Essentially critical spirits, the authors of the realistic age set about analyzing national life, in all its details, not always with full justice, but always with an anxious desire for renewal. Social criticism produced two works notable for grace and vigor: le Farpas (1871-1887), by Eça de Queiroz and Ramalho Ortigão (1883), and the Gatos (1889-94) by Fialho de Almeida. Eça uses the note of subtle irony, Ramalho explains and teaches, Fialho is indignant and attacks, but they all compose in an artistic prose of superior beauty, and it is precisely the stylistic beauty of this prose that has the greatest responsibility in making many too severe sentences on men and events of the time. In journalism, two pugnacious polemics, masters in documenting current affairs, left their memory of themselves in these decades: Marianno de Carvalho (1836-1905) and Emygdio Navarro (1844-1905), who exercised a sometimes dominant influence, succeeding with one short article to change the orientation of events and public opinion. Naturally, in this whole literary generation we note many and profound foreign influences, from France, from the England, and mainly Germany; but all the philosophical ideas, all the aesthetic systems, all the new sciences and all the imported methods were happily assimilated in the creation of a series of works, which did not reach the profound national imprint of the century.
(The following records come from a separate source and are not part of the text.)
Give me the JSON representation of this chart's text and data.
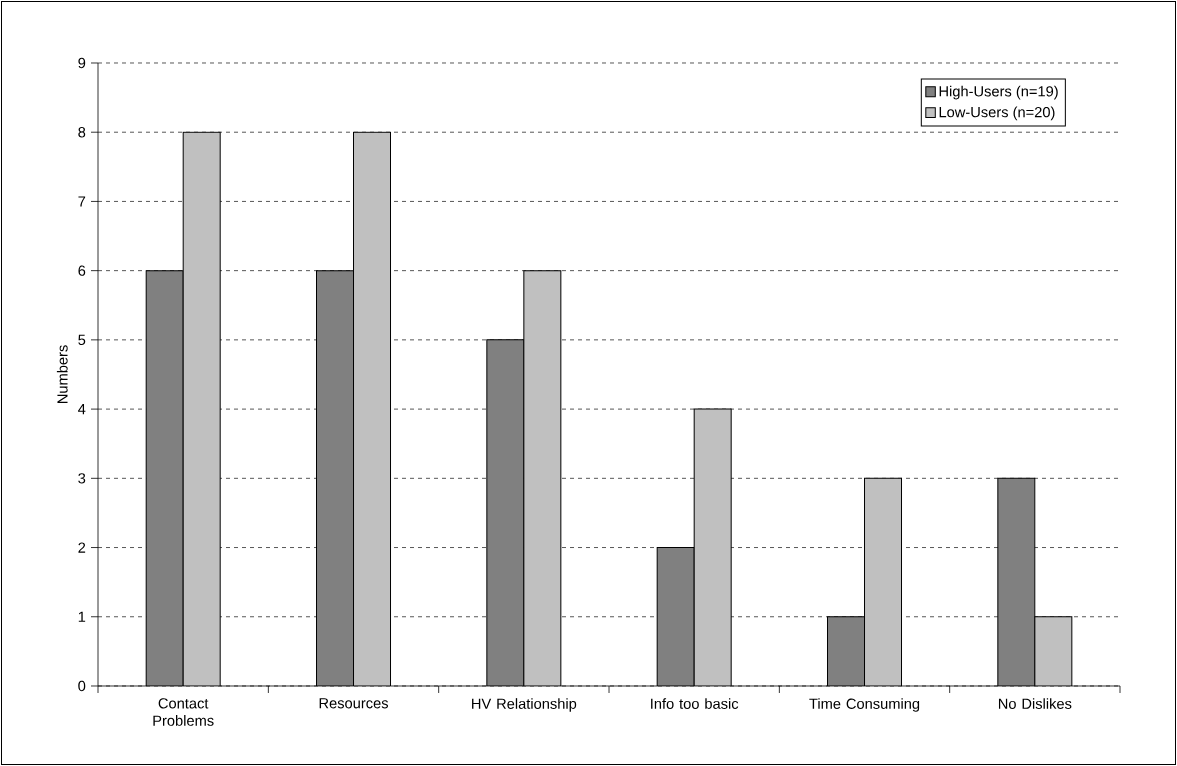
{
  "chart_data": {
    "type": "bar",
    "ylabel": "Numbers",
    "categories": [
      "Contact Problems",
      "Resources",
      "HV Relationship",
      "Info too basic",
      "Time Consuming",
      "No Dislikes"
    ],
    "series": [
      {
        "name": "High-Users (n=19)",
        "color": "#808080",
        "values": [
          6,
          6,
          5,
          2,
          1,
          3
        ]
      },
      {
        "name": "Low-Users (n=20)",
        "color": "#c0c0c0",
        "values": [
          8,
          8,
          6,
          4,
          3,
          1
        ]
      }
    ],
    "ylim": [
      0,
      9
    ],
    "yticks": [
      0,
      1,
      2,
      3,
      4,
      5,
      6,
      7,
      8,
      9
    ],
    "grid": "y",
    "legend": "top right"
  }
}
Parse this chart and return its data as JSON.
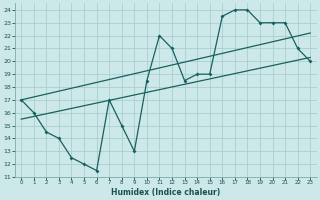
{
  "xlabel": "Humidex (Indice chaleur)",
  "bg_color": "#cce8e8",
  "grid_color": "#aacece",
  "line_color": "#1a6060",
  "xlim": [
    -0.5,
    23.5
  ],
  "ylim": [
    11,
    24.5
  ],
  "xticks": [
    0,
    1,
    2,
    3,
    4,
    5,
    6,
    7,
    8,
    9,
    10,
    11,
    12,
    13,
    14,
    15,
    16,
    17,
    18,
    19,
    20,
    21,
    22,
    23
  ],
  "yticks": [
    11,
    12,
    13,
    14,
    15,
    16,
    17,
    18,
    19,
    20,
    21,
    22,
    23,
    24
  ],
  "line1_x": [
    0,
    1,
    2,
    3,
    4,
    5,
    6,
    7,
    8,
    9,
    10,
    11,
    12,
    13,
    14,
    15,
    16,
    17,
    18,
    19,
    20,
    21,
    22,
    23
  ],
  "line1_y": [
    17,
    16,
    14.5,
    14,
    12.5,
    12,
    11.5,
    17,
    15,
    13,
    18.5,
    22,
    21,
    18.5,
    19,
    19,
    23.5,
    24,
    24,
    23,
    23,
    23,
    21,
    20
  ],
  "line2_x": [
    0,
    23
  ],
  "line2_y": [
    15.5,
    20.3
  ],
  "line3_x": [
    0,
    23
  ],
  "line3_y": [
    17.0,
    22.2
  ]
}
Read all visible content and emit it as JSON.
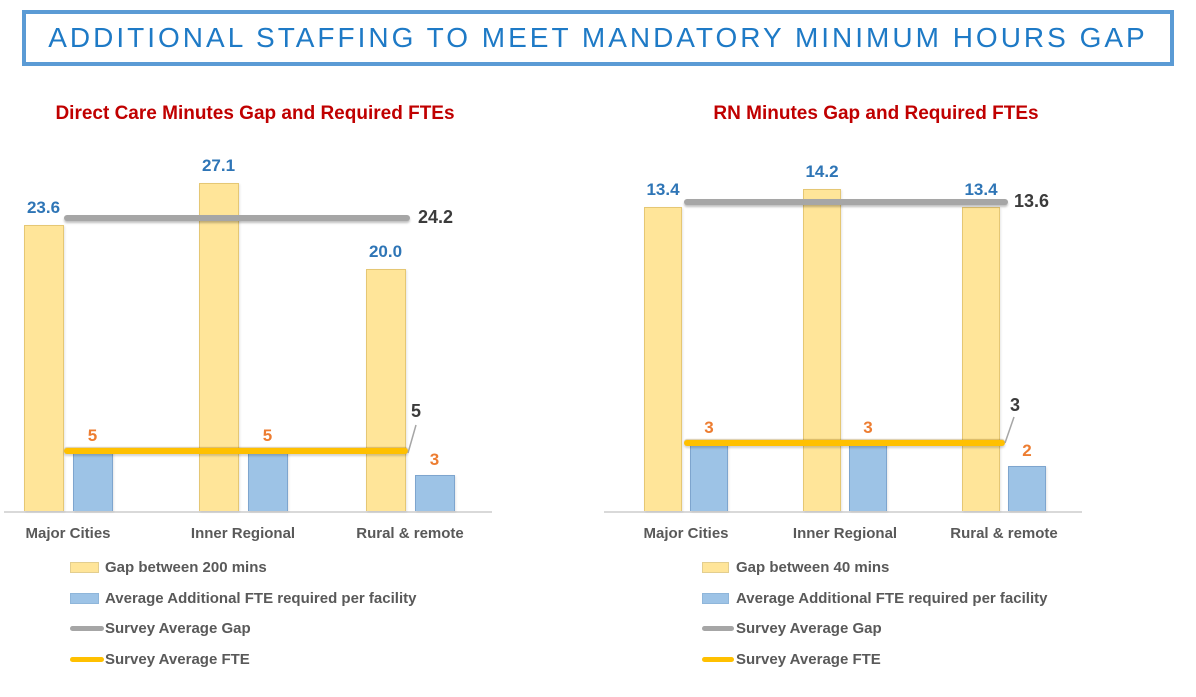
{
  "banner": {
    "title": "ADDITIONAL STAFFING TO MEET MANDATORY MINIMUM HOURS GAP"
  },
  "colors": {
    "banner_border": "#5B9BD5",
    "banner_text": "#1E7AC6",
    "chart_title_red": "#C00000",
    "bar_yellow": "#FFE599",
    "bar_blue": "#9DC3E6",
    "line_gray": "#A6A6A6",
    "line_gold": "#FFC000",
    "value_label_blue": "#2E75B6",
    "value_label_orange": "#ED7D31",
    "value_label_dark": "#3B3B3B",
    "axis_text_gray": "#595959",
    "axis_line_gray": "#D9D9D9"
  },
  "chart_data": [
    {
      "type": "bar",
      "title": "Direct Care Minutes Gap and Required FTEs",
      "categories": [
        "Major Cities",
        "Inner Regional",
        "Rural & remote"
      ],
      "series": [
        {
          "name": "Gap between 200 mins",
          "kind": "bar",
          "values": [
            23.6,
            27.1,
            20.0
          ],
          "labels": [
            "23.6",
            "27.1",
            "20.0"
          ]
        },
        {
          "name": "Average Additional FTE required per facility",
          "kind": "bar",
          "values": [
            5,
            5,
            3
          ],
          "labels": [
            "5",
            "5",
            "3"
          ]
        },
        {
          "name": "Survey Average Gap",
          "kind": "line",
          "value": 24.2,
          "label": "24.2"
        },
        {
          "name": "Survey Average FTE",
          "kind": "line",
          "value": 5,
          "label": "5"
        }
      ],
      "ylim": [
        0,
        30
      ],
      "grid": false,
      "legend_position": "bottom-left"
    },
    {
      "type": "bar",
      "title": "RN Minutes Gap and Required FTEs",
      "categories": [
        "Major Cities",
        "Inner Regional",
        "Rural & remote"
      ],
      "series": [
        {
          "name": "Gap between 40 mins",
          "kind": "bar",
          "values": [
            13.4,
            14.2,
            13.4
          ],
          "labels": [
            "13.4",
            "14.2",
            "13.4"
          ]
        },
        {
          "name": "Average Additional FTE required per facility",
          "kind": "bar",
          "values": [
            3,
            3,
            2
          ],
          "labels": [
            "3",
            "3",
            "2"
          ]
        },
        {
          "name": "Survey Average Gap",
          "kind": "line",
          "value": 13.6,
          "label": "13.6"
        },
        {
          "name": "Survey Average FTE",
          "kind": "line",
          "value": 3,
          "label": "3"
        }
      ],
      "ylim": [
        0,
        15
      ],
      "grid": false,
      "legend_position": "bottom-left"
    }
  ]
}
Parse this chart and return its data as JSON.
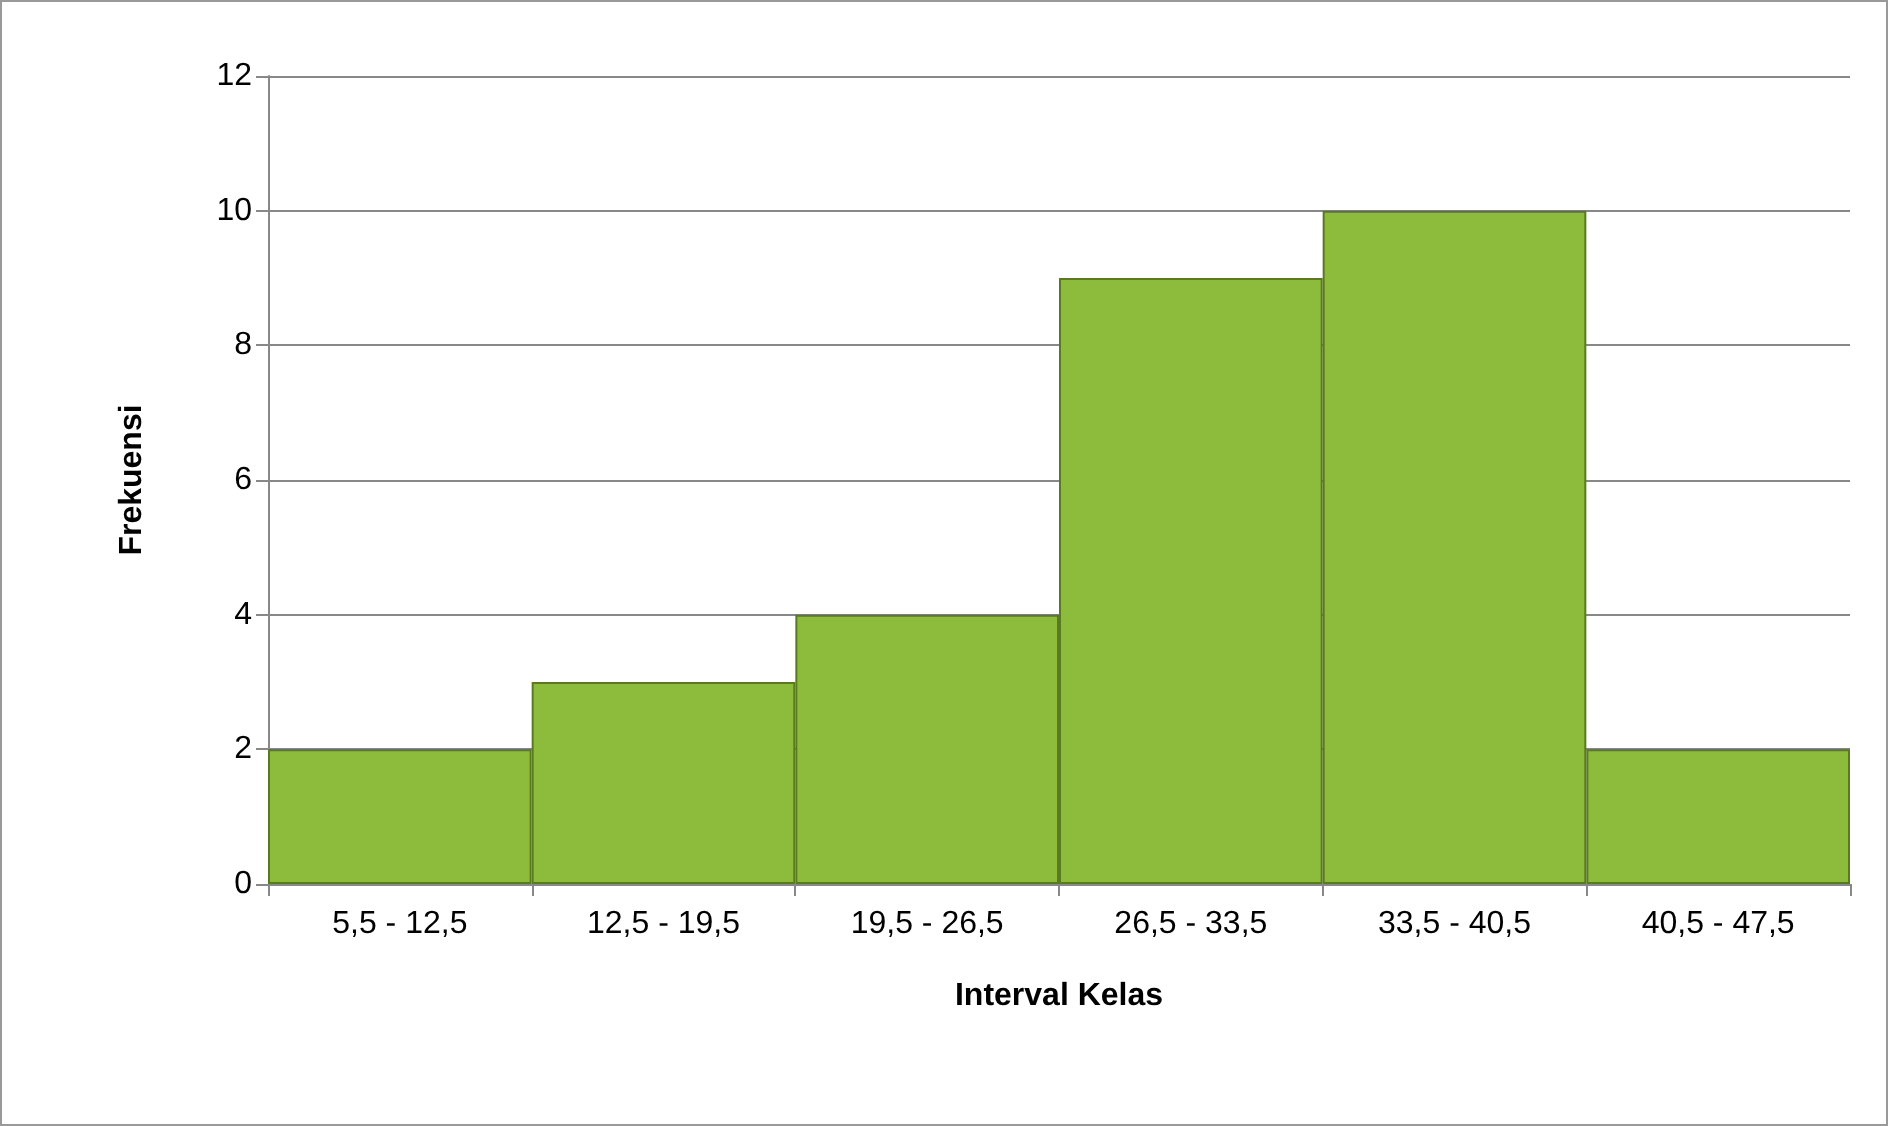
{
  "chart_data": {
    "type": "bar",
    "xlabel": "Interval Kelas",
    "ylabel": "Frekuensi",
    "categories": [
      "5,5 - 12,5",
      "12,5 - 19,5",
      "19,5 - 26,5",
      "26,5 - 33,5",
      "33,5 - 40,5",
      "40,5 - 47,5"
    ],
    "values": [
      2,
      3,
      4,
      9,
      10,
      2
    ],
    "color": "#8dbb3c",
    "ylim": [
      0,
      12
    ],
    "yticks": [
      0,
      2,
      4,
      6,
      8,
      10,
      12
    ],
    "grid": "y"
  }
}
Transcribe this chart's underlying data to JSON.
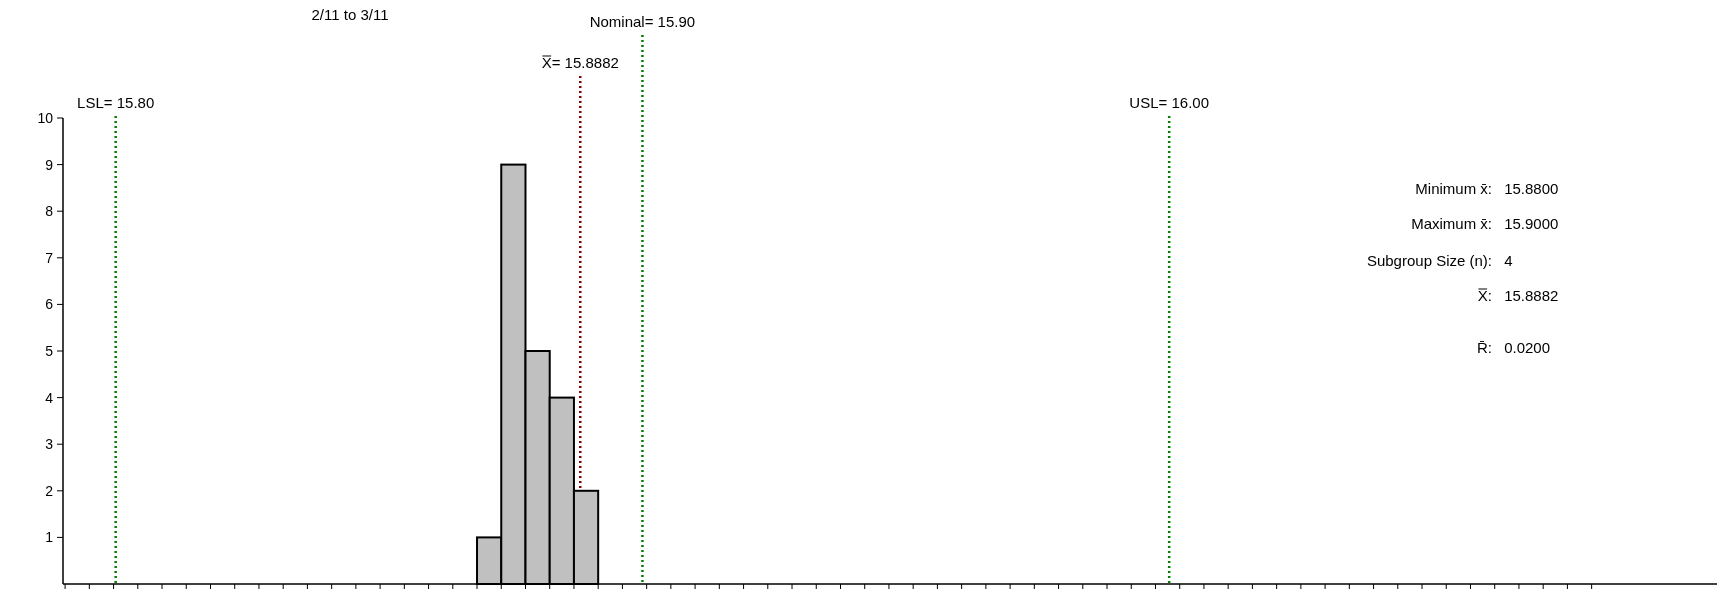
{
  "chart_data": {
    "type": "histogram",
    "title": "2/11 to 3/11",
    "bins": [
      15.8686,
      15.8732,
      15.8778,
      15.8824,
      15.887,
      15.8916
    ],
    "values": [
      1,
      9,
      5,
      4,
      2
    ],
    "color": "#c0c0c0",
    "xlim": [
      15.79,
      16.104
    ],
    "xticks": [
      {
        "value": 15.7904,
        "label": null
      },
      {
        "value": 15.795,
        "label": null
      },
      {
        "value": 15.7996,
        "label": null
      },
      {
        "value": 15.8042,
        "label": null
      },
      {
        "value": 15.8088,
        "label": null
      },
      {
        "value": 15.8134,
        "label": null
      },
      {
        "value": 15.818,
        "label": null
      },
      {
        "value": 15.8226,
        "label": null
      },
      {
        "value": 15.8272,
        "label": null
      },
      {
        "value": 15.8318,
        "label": null
      },
      {
        "value": 15.8364,
        "label": null
      },
      {
        "value": 15.841,
        "label": null
      },
      {
        "value": 15.8456,
        "label": null
      },
      {
        "value": 15.8502,
        "label": null
      },
      {
        "value": 15.8548,
        "label": null
      },
      {
        "value": 15.8594,
        "label": null
      },
      {
        "value": 15.864,
        "label": null
      },
      {
        "value": 15.8686,
        "label": null
      },
      {
        "value": 15.8732,
        "label": null
      },
      {
        "value": 15.8778,
        "label": null
      },
      {
        "value": 15.8824,
        "label": null
      },
      {
        "value": 15.887,
        "label": null
      },
      {
        "value": 15.8916,
        "label": null
      },
      {
        "value": 15.8962,
        "label": null
      },
      {
        "value": 15.9008,
        "label": null
      },
      {
        "value": 15.9054,
        "label": null
      },
      {
        "value": 15.91,
        "label": null
      },
      {
        "value": 15.9146,
        "label": null
      },
      {
        "value": 15.9192,
        "label": null
      },
      {
        "value": 15.9238,
        "label": null
      },
      {
        "value": 15.9284,
        "label": null
      },
      {
        "value": 15.933,
        "label": null
      },
      {
        "value": 15.9376,
        "label": null
      },
      {
        "value": 15.9422,
        "label": null
      },
      {
        "value": 15.9468,
        "label": null
      },
      {
        "value": 15.9514,
        "label": null
      },
      {
        "value": 15.956,
        "label": null
      },
      {
        "value": 15.9606,
        "label": null
      },
      {
        "value": 15.9652,
        "label": null
      },
      {
        "value": 15.9698,
        "label": null
      },
      {
        "value": 15.9744,
        "label": null
      },
      {
        "value": 15.979,
        "label": null
      },
      {
        "value": 15.9836,
        "label": null
      },
      {
        "value": 15.9882,
        "label": null
      },
      {
        "value": 15.9928,
        "label": null
      },
      {
        "value": 15.9974,
        "label": null
      },
      {
        "value": 16.002,
        "label": null
      },
      {
        "value": 16.0066,
        "label": null
      },
      {
        "value": 16.0112,
        "label": null
      },
      {
        "value": 16.0158,
        "label": null
      },
      {
        "value": 16.0204,
        "label": null
      },
      {
        "value": 16.025,
        "label": null
      },
      {
        "value": 16.0296,
        "label": null
      },
      {
        "value": 16.0342,
        "label": null
      },
      {
        "value": 16.0388,
        "label": null
      },
      {
        "value": 16.0434,
        "label": null
      },
      {
        "value": 16.048,
        "label": null
      },
      {
        "value": 16.0526,
        "label": null
      },
      {
        "value": 16.0572,
        "label": null
      },
      {
        "value": 16.0618,
        "label": null
      },
      {
        "value": 16.0664,
        "label": null
      },
      {
        "value": 16.071,
        "label": null
      },
      {
        "value": 16.0756,
        "label": null
      },
      {
        "value": 16.0802,
        "label": null
      }
    ],
    "ylim": [
      0,
      10
    ],
    "yticks": [
      1,
      2,
      3,
      4,
      5,
      6,
      7,
      8,
      9,
      10
    ],
    "tick_labels": "y",
    "grid": false,
    "ref_lines": [
      {
        "axis": "x",
        "value": 15.8,
        "label": "LSL= 15.80",
        "color": "#008000",
        "line_style": "dotted"
      },
      {
        "axis": "x",
        "value": 15.9,
        "label": "Nominal= 15.90",
        "color": "#008000",
        "line_style": "dotted"
      },
      {
        "axis": "x",
        "value": 15.8882,
        "label": "X̿= 15.8882",
        "color": "#8b0000",
        "line_style": "dotted"
      },
      {
        "axis": "x",
        "value": 16.0,
        "label": "USL= 16.00",
        "color": "#008000",
        "line_style": "dotted"
      }
    ],
    "annotations": [
      "Minimum x̄: 15.8800",
      "Maximum x̄: 15.9000",
      "Subgroup Size (n): 4",
      "X̿: 15.8882",
      "R̄: 0.0200"
    ]
  }
}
XVI, but possess greater artistic and human complexity.

According to vaultedwatches, the African triumphs of the end of the century. XIX gave birth in the Portuguese spirit to the ambition of the so-called “mappa cõr de rosa” or of a Lusitanian empire from the Atlantic to the Indian Ocean. Reality disproved this ambition. The violence of the ultimatum was seen English of 1890, with a delimitation of borders that disappointed hope, and we saw, in the form of protest, the revolution of 1891 in Oporto. Discontent took shape in eagerness to overthrow the government. The pessimistic trend of literature turned into negation, iconoclastic violence; much of realistic literature became political, and some authors belonged as much to political history as to literary history. It was in this climate that the new symbolist and anti-realist literature arose, which contrasts pure aestheticism with the intentions of immediate action; to the faithful photograph of realism the interpretation of the spiritual content of things, which not all readers knew how to recognize, educated in materialism, positivism, evolutionism, etc. From a severely critical cosmopolitanism in the face of national values ​​and motives, it returned to a fruitful nationalism. The movement was initiated by poets Antonio Nobre (1867-1900), Eugenio de Castro, Correa de Oliveira, Julio and Brandão Silva Gayo, all elaborating new rhythms, new and bold spiritual motifs and attitudes. Numerous poets and prose writers followed, some of whom are still alive and in full creative activity, all aimed at the exaltation of the Portuguese land in its landscape and in its human expression, some bordering on picturesque regionalism and even dialectal provincialism. He collaborated in the movement, somewhat under the guise of the theorist, the prose writer Alberto de Oliveira.